The defendant's contention that he was deprived of his right to effective assistance of counsel at the independent source hearing and at trial is without merit (see People v. Baldi, 54 N.Y.2d 137, 146–147).

Nonetheless, we conclude that a new trial is necessary. The defendant was charged with crimes related to a robbery of a Radio Shack store. A detective testified during the People's case that he had received information through the “Crime Tips Office” and that, after further investigation, he began looking for a “White male Hispanic, with the possible name of Rick.” The detective went to an apartment on the sixth floor of a building located at 82–01 Rockaway Beach Boulevard in Queens, but did not find a person fitting that description. Later that day, however, the detective was provided with information that the person for whom he was looking was in front of that building.
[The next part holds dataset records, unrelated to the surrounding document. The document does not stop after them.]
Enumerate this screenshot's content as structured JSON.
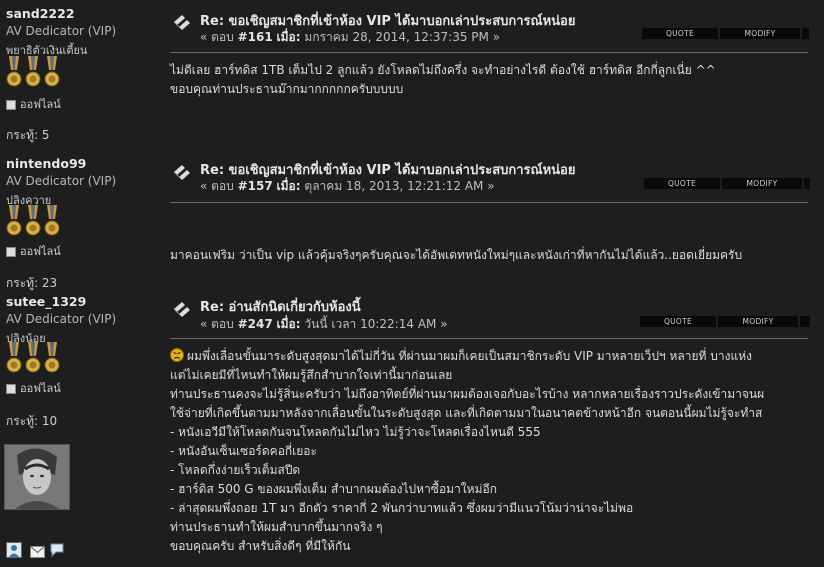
{
  "posts": [
    {
      "author": {
        "name": "sand2222",
        "rank": "AV Dedicator (VIP)",
        "title": "พยาธิตัวเงินเตี้ยน",
        "status": "ออฟไลน์",
        "post_count": "กระทู้: 5"
      },
      "title": "Re: ขอเชิญสมาชิกที่เข้าห้อง VIP ได้มาบอกเล่าประสบการณ์หน่อย",
      "reply_prefix": "« ตอบ",
      "reply_no": "#161",
      "on_label": "เมื่อ:",
      "date": "มกราคม 28, 2014, 12:37:35 PM »",
      "buttons": {
        "quote": "QUOTE",
        "modify": "MODIFY"
      },
      "body": [
        "ไม่ดีเลย ฮาร์ทดิส 1TB เต็มไป 2 ลูกแล้ว ยังโหลดไม่ถึงครึ่ง   จะทำอย่างไรดี ต้องใช้ ฮาร์ทดิส อีกกี่ลูกเนี่ย ^^",
        "ขอบคุณท่านประธานม๊ากมากกกกกครับบบบบ"
      ]
    },
    {
      "author": {
        "name": "nintendo99",
        "rank": "AV Dedicator (VIP)",
        "title": "ปลิงควาย",
        "status": "ออฟไลน์",
        "post_count": "กระทู้: 23"
      },
      "title": "Re: ขอเชิญสมาชิกที่เข้าห้อง VIP ได้มาบอกเล่าประสบการณ์หน่อย",
      "reply_prefix": "« ตอบ",
      "reply_no": "#157",
      "on_label": "เมื่อ:",
      "date": "ตุลาคม 18, 2013, 12:21:12 AM »",
      "buttons": {
        "quote": "QUOTE",
        "modify": "MODIFY"
      },
      "body": [
        "มาคอนเฟริม ว่าเป็น vip แล้วคุ้มจริงๆครับคุณจะได้อัพเดทหนังใหม่ๆและหนังเก่าที่หากันไม่ได้แล้ว..ยอดเยี่ยมครับ"
      ]
    },
    {
      "author": {
        "name": "sutee_1329",
        "rank": "AV Dedicator (VIP)",
        "title": "ปลิงน้อย",
        "status": "ออฟไลน์",
        "post_count": "กระทู้: 10"
      },
      "title": "Re: อ่านสักนิดเกี่ยวกับห้องนี้",
      "reply_prefix": "« ตอบ",
      "reply_no": "#247",
      "on_label": "เมื่อ:",
      "date": "วันนี้ เวลา 10:22:14 AM »",
      "buttons": {
        "quote": "QUOTE",
        "modify": "MODIFY"
      },
      "body": [
        "ผมพึ่งเลื่อนขั้นมาระดับสูงสุดมาได้ไม่กี่วัน ที่ผ่านมาผมก็เคยเป็นสมาชิกระดับ VIP มาหลายเว็ปฯ หลายที่ บางแห่ง",
        "แต่ไม่เคยมีที่ไหนทำให้ผมรู้สึกสำบากใจเท่านี้มาก่อนเลย",
        "ท่านประธานคงจะไม่รู้สิ่นะครับว่า ไม่ถึงอาทิตย์ที่ผ่านมาผมต้องเจอกับอะไรบ้าง หลากหลายเรื่องราวประดังเข้ามาจนผ",
        "ใช้จ่ายที่เกิดขึ้นตามมาหลังจากเลื่อนขั้นในระดับสูงสุด และที่เกิดตามมาในอนาคตข้างหน้าอีก จนตอนนี้ผมไม่รู้จะทำส",
        "- หนังเอวีมีให้โหลดกันจนโหลดกันไม่ไหว ไม่รู้ว่าจะโหลดเรื่องไหนดี 555",
        "- หนังอันเซ็นเซอร์ดคอกี่เยอะ",
        "- โหลดกึ่งง่ายเร็วเต็มสปีด",
        "- ฮาร์ดิส 500 G ของผมพึ่งเต็ม สำบากผมต้องไปหาซื้อมาใหม่อีก",
        "- ล่าสุดผมพึ่งถอย 1T มา อีกตัว ราคากี่ 2 พันกว่าบาทแล้ว ซึ่งผมว่ามีแนวโน้มว่าน่าจะไม่พอ",
        "ท่านประธานทำให้ผมสำบากขึ้นมากจริง ๆ",
        "ขอบคุณครับ สำหรับสิ่งดีๆ ที่มีให้กัน"
      ],
      "smiley": "angry-smiley-icon"
    }
  ]
}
Upon arriving there, the detective arrested the defendant, Ricardo Benitez. The detective also testified that the defendant, in providing pedigree information, gave his address as 82–01 Rockaway Beach Boulevard, Apartment 6B.
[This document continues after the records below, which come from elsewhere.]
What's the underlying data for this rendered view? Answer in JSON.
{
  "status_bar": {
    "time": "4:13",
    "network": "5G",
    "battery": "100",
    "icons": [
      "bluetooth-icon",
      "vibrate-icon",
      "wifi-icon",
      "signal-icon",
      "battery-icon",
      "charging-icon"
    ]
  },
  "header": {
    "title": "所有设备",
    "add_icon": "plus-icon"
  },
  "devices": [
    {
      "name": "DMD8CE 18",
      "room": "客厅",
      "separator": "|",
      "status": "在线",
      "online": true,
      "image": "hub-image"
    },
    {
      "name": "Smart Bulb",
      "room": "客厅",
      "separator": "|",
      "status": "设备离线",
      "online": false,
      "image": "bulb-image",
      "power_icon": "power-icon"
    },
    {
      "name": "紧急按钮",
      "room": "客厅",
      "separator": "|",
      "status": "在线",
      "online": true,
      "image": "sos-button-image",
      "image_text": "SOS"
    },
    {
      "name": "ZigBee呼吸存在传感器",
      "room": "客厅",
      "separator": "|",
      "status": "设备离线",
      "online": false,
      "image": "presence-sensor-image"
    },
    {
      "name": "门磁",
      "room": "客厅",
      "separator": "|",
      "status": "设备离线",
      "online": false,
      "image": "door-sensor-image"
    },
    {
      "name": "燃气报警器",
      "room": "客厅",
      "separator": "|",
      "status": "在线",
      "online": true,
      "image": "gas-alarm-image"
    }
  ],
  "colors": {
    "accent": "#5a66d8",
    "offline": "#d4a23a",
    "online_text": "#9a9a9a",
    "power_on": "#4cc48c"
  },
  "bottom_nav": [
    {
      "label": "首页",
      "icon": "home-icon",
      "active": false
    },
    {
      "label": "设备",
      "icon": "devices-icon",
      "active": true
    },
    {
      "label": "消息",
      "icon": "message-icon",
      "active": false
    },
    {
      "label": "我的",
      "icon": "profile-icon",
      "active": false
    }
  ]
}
During summation, the prosecutor strongly implied that whoever had provided the tip had implicated the defendant: “Someone calls 577–TIPS․ [The detective] gets this information and where does he go? 82–01 Rockaway Beach Boulevard, make a left out of the elevator. I'm looking for a guy named Rick who lives on the sixth floor. Ricardo Benitez.” After defense counsel's objection to this remark was overruled, the prosecutor continued: “Gave Detective Lopez the following address. 82–01 Rockaway Beach Boulevard, 6B. Rick. Ladies and gentlemen, I introduce you to Rick.” Defense counsel again objected, but the Supreme Court again overruled the objection.
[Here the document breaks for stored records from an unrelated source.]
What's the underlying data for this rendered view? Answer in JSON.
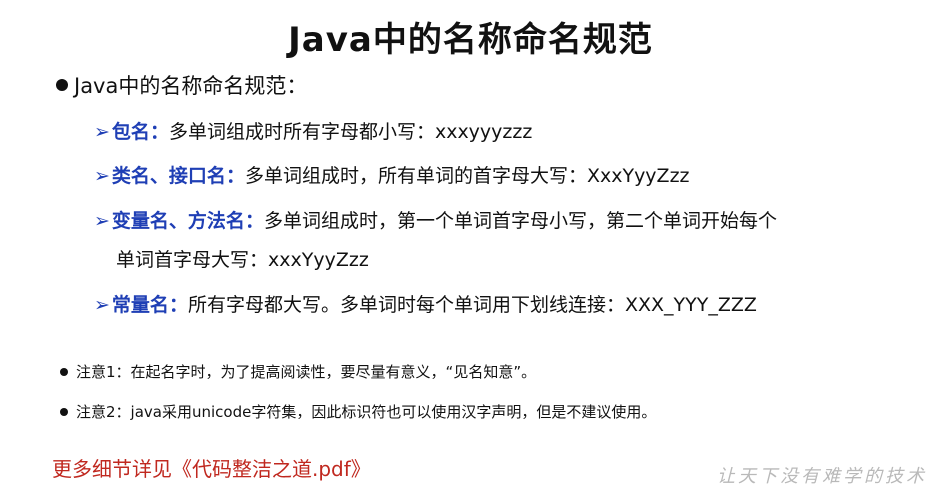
{
  "title": "Java中的名称命名规范",
  "main_bullet": "Java中的名称命名规范：",
  "items": [
    {
      "arrow": "➢",
      "term": "包名",
      "sep": "：",
      "text": "多单词组成时所有字母都小写：xxxyyyzzz"
    },
    {
      "arrow": "➢",
      "term": "类名、接口名",
      "sep": "：",
      "text": "多单词组成时，所有单词的首字母大写：XxxYyyZzz"
    },
    {
      "arrow": "➢",
      "term": "变量名、方法名",
      "sep": "：",
      "text": "多单词组成时，第一个单词首字母小写，第二个单词开始每个",
      "continuation": "单词首字母大写：xxxYyyZzz"
    },
    {
      "arrow": "➢",
      "term": "常量名",
      "sep": "：",
      "text": "所有字母都大写。多单词时每个单词用下划线连接：XXX_YYY_ZZZ"
    }
  ],
  "notes": [
    "注意1：在起名字时，为了提高阅读性，要尽量有意义，“见名知意”。",
    "注意2：java采用unicode字符集，因此标识符也可以使用汉字声明，但是不建议使用。"
  ],
  "more_details": "更多细节详见《代码整洁之道.pdf》",
  "watermark": "让天下没有难学的技术",
  "colors": {
    "term_blue": "#1f3fb5",
    "link_red": "#c0281f"
  }
}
The only purpose of the prosecutor's improper comments was to suggest to the jury, in this one-witness identification case, that the complainant was not the only person who had implicated the defendant in the commission of the robbery (see People v. Mendez, 22 AD3d 688, 689). Moreover, in overruling defense counsel's objections, the Supreme Court “legitimized” the prosecutor's improper remarks (People v. Lloyd, 115 AD3d 766, 769). The defendant, of course, was given no opportunity to cross-examine the unnamed witness who had allegedly provided the tip (see People v. McEaddy, 41 AD3d 877, 879–880; cf. Crawford v. Washington, 541 U.S. 36). The evidence against the defendant was not overwhelming, so there is no basis for the application of harmless error analysis (see People v. Crimmins, 36 N.Y.2d 230, 237; People v. Brown, 26 AD3d 392, 393). To the extent that the defendant failed to preserve the claim by specific objection, we reach the issue in the exercise of our interest of justice jurisdiction, and reverse the judgment (see CPL 470.15[6][a] ).

In light of our determination, we need not address the defendant's remaining contentions.